Manchester’s Reform Synagogue on Jackson’s Row is looking for a new permanent base.
Manchester city centre’s only synagogue will close this weekend after 70 years, making way for a 41-storey tower block and hotel backed by Gary Neville.
Manchester’s Reform Synagogue on Jackson’s Row will hold its final Shabbat service on Saturday (November 26), before hosting a special deconsecration service with a procession of holy scrolls the following day. Before the more than 700 members settle permanently in a new home, they will move to the Manchester Universities Chaplaincy on Oxford Road.

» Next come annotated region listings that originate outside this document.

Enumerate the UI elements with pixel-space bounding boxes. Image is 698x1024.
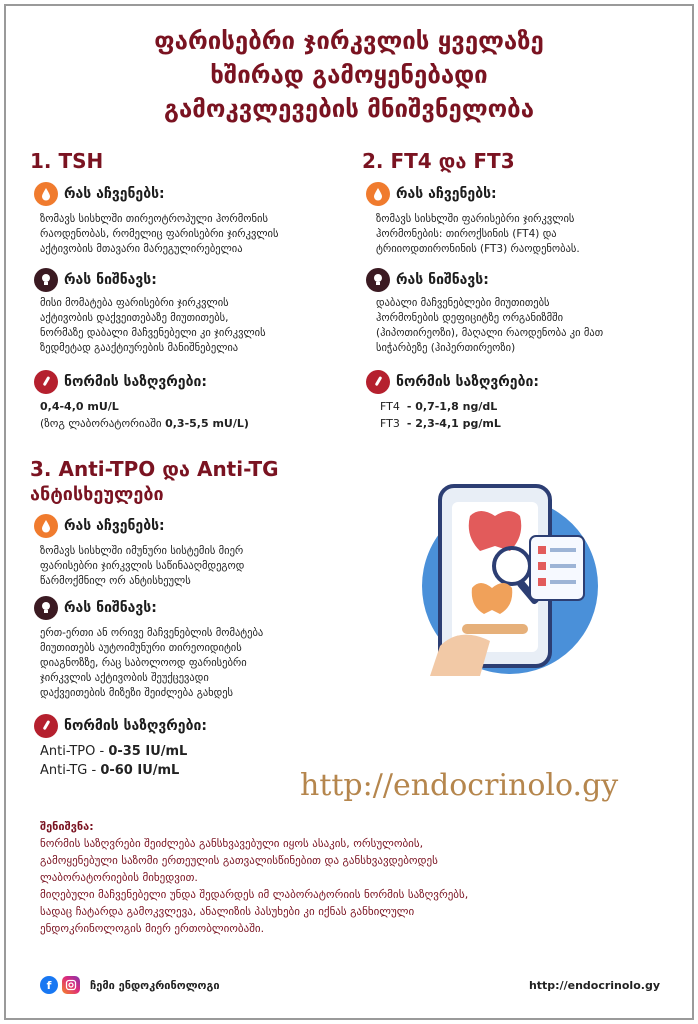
instagram-icon[interactable] bbox=[62, 976, 80, 994]
ft-what-label: რას აჩვენებს: bbox=[396, 186, 497, 202]
tsh-what-label: რას აჩვენებს: bbox=[64, 186, 165, 202]
tsh-norm-alt-prefix: (ზოგ ლაბორატორიაში bbox=[40, 417, 166, 430]
tsh-what-text bbox=[40, 212, 278, 257]
note-line: ლაბორატორიების მიხედვით. bbox=[40, 871, 198, 884]
anti-meaning-text bbox=[40, 626, 263, 701]
lightbulb-icon bbox=[366, 268, 390, 292]
title-line-1: ფარისებრი ჯირკვლის ყველაზე bbox=[154, 27, 544, 55]
page-title bbox=[20, 24, 678, 126]
tsh-norm-values bbox=[40, 398, 249, 432]
test-tube-icon bbox=[34, 714, 58, 738]
anti-tg-range: 0-60 IU/mL bbox=[100, 763, 180, 778]
tsh-meaning-line: ზედმეტად გააქტიურების მანიშნებელია bbox=[40, 342, 239, 354]
tsh-what-subhead bbox=[34, 182, 165, 206]
ft-what-line: ტრიიოდთირონინის (FT3) რაოდენობას. bbox=[376, 243, 580, 255]
anti-meaning-line: მიუთითებს აუტოიმუნური თირეოიდიტის bbox=[40, 642, 242, 654]
lightbulb-icon bbox=[34, 268, 58, 292]
footer-url[interactable]: http://endocrinolo.gy bbox=[528, 978, 660, 992]
drop-icon bbox=[34, 182, 58, 206]
ft4-range: - 0,7-1,8 ng/dL bbox=[406, 400, 498, 413]
title-line-3: გამოკვლევების მნიშვნელობა bbox=[164, 95, 534, 123]
anti-subheading: ანტისხეულები bbox=[30, 484, 164, 505]
anti-meaning-line: ერთ-ერთი ან ორივე მაჩვენებლის მომატება bbox=[40, 627, 264, 639]
ft-norm-subhead bbox=[366, 370, 539, 394]
anti-tpo-label: Anti-TPO - bbox=[40, 744, 109, 759]
test-tube-icon bbox=[34, 370, 58, 394]
ft-norm-label: ნორმის საზღვრები: bbox=[396, 374, 539, 390]
anti-norm-subhead bbox=[34, 714, 207, 738]
tsh-what-line: რაოდენობას, რომელიც ფარისებრი ჯირკვლის bbox=[40, 228, 279, 240]
tsh-what-line: ზომავს სისხლში თირეოტროპული ჰორმონის bbox=[40, 213, 268, 225]
tsh-norm-range: 0,4-4,0 mU/L bbox=[40, 400, 119, 413]
note-line: ნორმის საზღვრები შეიძლება განსხვავებული იყოს ასაკის, ორსულობის, bbox=[40, 837, 424, 850]
anti-heading: 3. Anti-TPO და Anti-TG bbox=[30, 457, 279, 481]
anti-meaning-label: რას ნიშნავს: bbox=[64, 600, 157, 616]
ft4-label: FT4 bbox=[380, 400, 400, 413]
watermark-url[interactable]: http://endocrinolo.gy bbox=[300, 768, 619, 803]
tsh-heading: 1. TSH bbox=[30, 149, 104, 173]
tsh-norm-subhead bbox=[34, 370, 207, 394]
anti-meaning-subhead bbox=[34, 596, 157, 620]
ft-meaning-line: ჰორმონების დეფიციტზე ორგანიზმში bbox=[376, 312, 564, 324]
ft-what-text bbox=[376, 212, 580, 257]
ft3-label: FT3 bbox=[380, 417, 400, 430]
anti-what-line: ზომავს სისხლში იმუნური სისტემის მიერ bbox=[40, 545, 244, 557]
facebook-icon[interactable]: f bbox=[40, 976, 58, 994]
tsh-norm-alt-range: 0,3-5,5 mU/L) bbox=[165, 417, 249, 430]
phone-thyroid-illustration bbox=[400, 476, 600, 686]
footer bbox=[40, 972, 660, 998]
tsh-meaning-line: ნორმაზე დაბალი მაჩვენებელი კი ჯირკვლის bbox=[40, 327, 266, 339]
note-block bbox=[40, 818, 660, 937]
tsh-what-line: აქტივობის მთავარი მარეგულირებელია bbox=[40, 243, 243, 255]
anti-tg-label: Anti-TG - bbox=[40, 763, 101, 778]
title-line-2: ხშირად გამოყენებადი bbox=[210, 61, 488, 89]
test-tube-icon bbox=[366, 370, 390, 394]
ft-meaning-line: დაბალი მაჩვენებლები მიუთითებს bbox=[376, 297, 550, 309]
drop-icon bbox=[34, 514, 58, 538]
ft-meaning-line: (ჰიპოთირეოზი), მაღალი რაოდენობა კი მათ bbox=[376, 327, 604, 339]
anti-what-text bbox=[40, 544, 244, 589]
anti-norm-label: ნორმის საზღვრები: bbox=[64, 718, 207, 734]
tsh-norm-label: ნორმის საზღვრები: bbox=[64, 374, 207, 390]
anti-tpo-range: 0-35 IU/mL bbox=[108, 744, 188, 759]
tsh-meaning-text bbox=[40, 296, 266, 356]
ft-what-line: ზომავს სისხლში ფარისებრი ჯირკვლის bbox=[376, 213, 575, 225]
ft-meaning-label: რას ნიშნავს: bbox=[396, 272, 489, 288]
tsh-meaning-line: აქტივობის დაქვეითებაზე მიუთითებს, bbox=[40, 312, 229, 324]
tsh-meaning-subhead bbox=[34, 268, 157, 292]
drop-icon bbox=[366, 182, 390, 206]
ft-what-subhead bbox=[366, 182, 497, 206]
ft-what-line: ჰორმონების: თიროქსინის (FT4) და bbox=[376, 228, 557, 240]
ft3-range: - 2,3-4,1 pg/mL bbox=[406, 417, 501, 430]
note-line: გამოყენებული საზომი ერთეულის გათვალისწინებით და განსხვავდებოდეს bbox=[40, 854, 438, 867]
note-line: მიღებული მაჩვენებელი უნდა შედარდეს იმ ლაბორატორიის ნორმის საზღვრებს, bbox=[40, 888, 469, 901]
lightbulb-icon bbox=[34, 596, 58, 620]
anti-norm-values bbox=[40, 742, 187, 780]
anti-what-subhead bbox=[34, 514, 165, 538]
ft-meaning-text bbox=[376, 296, 603, 356]
note-heading: შენიშვნა: bbox=[40, 820, 94, 833]
tsh-meaning-label: რას ნიშნავს: bbox=[64, 272, 157, 288]
anti-what-line: ფარისებრი ჯირკვლის საწინააღმდეგოდ bbox=[40, 560, 245, 572]
ft-meaning-subhead bbox=[366, 268, 489, 292]
ft-meaning-line: სიჭარბეზე (ჰიპერთირეოზი) bbox=[376, 342, 516, 354]
ft-norm-values bbox=[380, 398, 501, 432]
anti-what-label: რას აჩვენებს: bbox=[64, 518, 165, 534]
note-line: სადაც ჩატარდა გამოკვლევა, ანალიზის პასუხები კი იქნას განხილული bbox=[40, 905, 415, 918]
anti-meaning-line: დაქვეითების მიზეზი შეიძლება გახდეს bbox=[40, 687, 234, 699]
anti-what-line: წარმოქმნილ ორ ანტისხეულს bbox=[40, 575, 191, 587]
tsh-meaning-line: მისი მომატება ფარისებრი ჯირკვლის bbox=[40, 297, 229, 309]
note-line: ენდოკრინოლოგის მიერ ერთობლიობაში. bbox=[40, 922, 265, 935]
footer-brand: ჩემი ენდოკრინოლოგი bbox=[90, 978, 220, 992]
anti-meaning-line: ჯირკვლის აქტივობის შეუქცევადი bbox=[40, 672, 209, 684]
ft-heading: 2. FT4 და FT3 bbox=[362, 149, 515, 173]
anti-meaning-line: დიაგნოზზე, რაც საბოლოოდ ფარისებრი bbox=[40, 657, 247, 669]
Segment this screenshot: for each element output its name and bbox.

It comes as the building, bought for £15m by a group of US investors and the Relentless Group backed by ex-footballer Gary Neville, is due to be demolished. The consortium developing the £200m St Michael’s project is committed to bringing a five-star hotel and nine-storey office building to the site, which includes the former Bootle Street police station where work began of demolition this year.
It means the UK’s second oldest Reform community, which has been part of Manchester for 165 years, is now looking for its third permanent home.
Manchester’s Reform Synagogue on Jackson’s Row photographed in November 2020. Credit: Google Maps
Speaking ahead of the final day, the chief rabbi of Manchester’s Reform Synagogue, Robyn Ashworth-Steen, feels “mixed emotions” about the move.
“In a way, I’m very sad because the building itself holds so many memories for the community,” she said.
“But for now, I’m mostly excited. We’ve been waiting a long time and the building is collapsing.
“Part of the ark containing the holy scrolls fell last week. Now we have a real chance to build something new.”
The community has been in talks with developers about the future of the postwar downtown synagogue and the surrounding site for about two decades.
The plans, backed by the former Manchester United star, were finally approved in 2018 after a long-running saga and work started on the site earlier this year.
It came after members of the synagogue decided to sell the site and move elsewhere, having initially planned to stay and be part of the development.
The community will now decide what comes next with “everything on the table”, including a possible merger with a reform synagogue in north Manchester.
Rabbi Robyn said a three-month commitment project starting in the new year will focus on the needs of the community and seek to honor its history.
However, “it’s no secret” that he would like to have a presence in the city center.
“I think having a Jewish community in the heart of the city is vital. But really, let the community say so. Whatever we do, it’s going to take some time to work, but we don’t want to wait as long as we’ve waited before.”
The congregation now includes people from across Greater Manchester and beyond, while people from other countries join the online hybrid services.
Originally, the inner-city Reform community met at Park Place near Cheetham Hill Road, which was then a busy Jewish quarter.
That building was bombed in June 1941 during the bombing of Manchester, leading to the Jackson’s Row site being consecrated in 1952 and opened in 1953.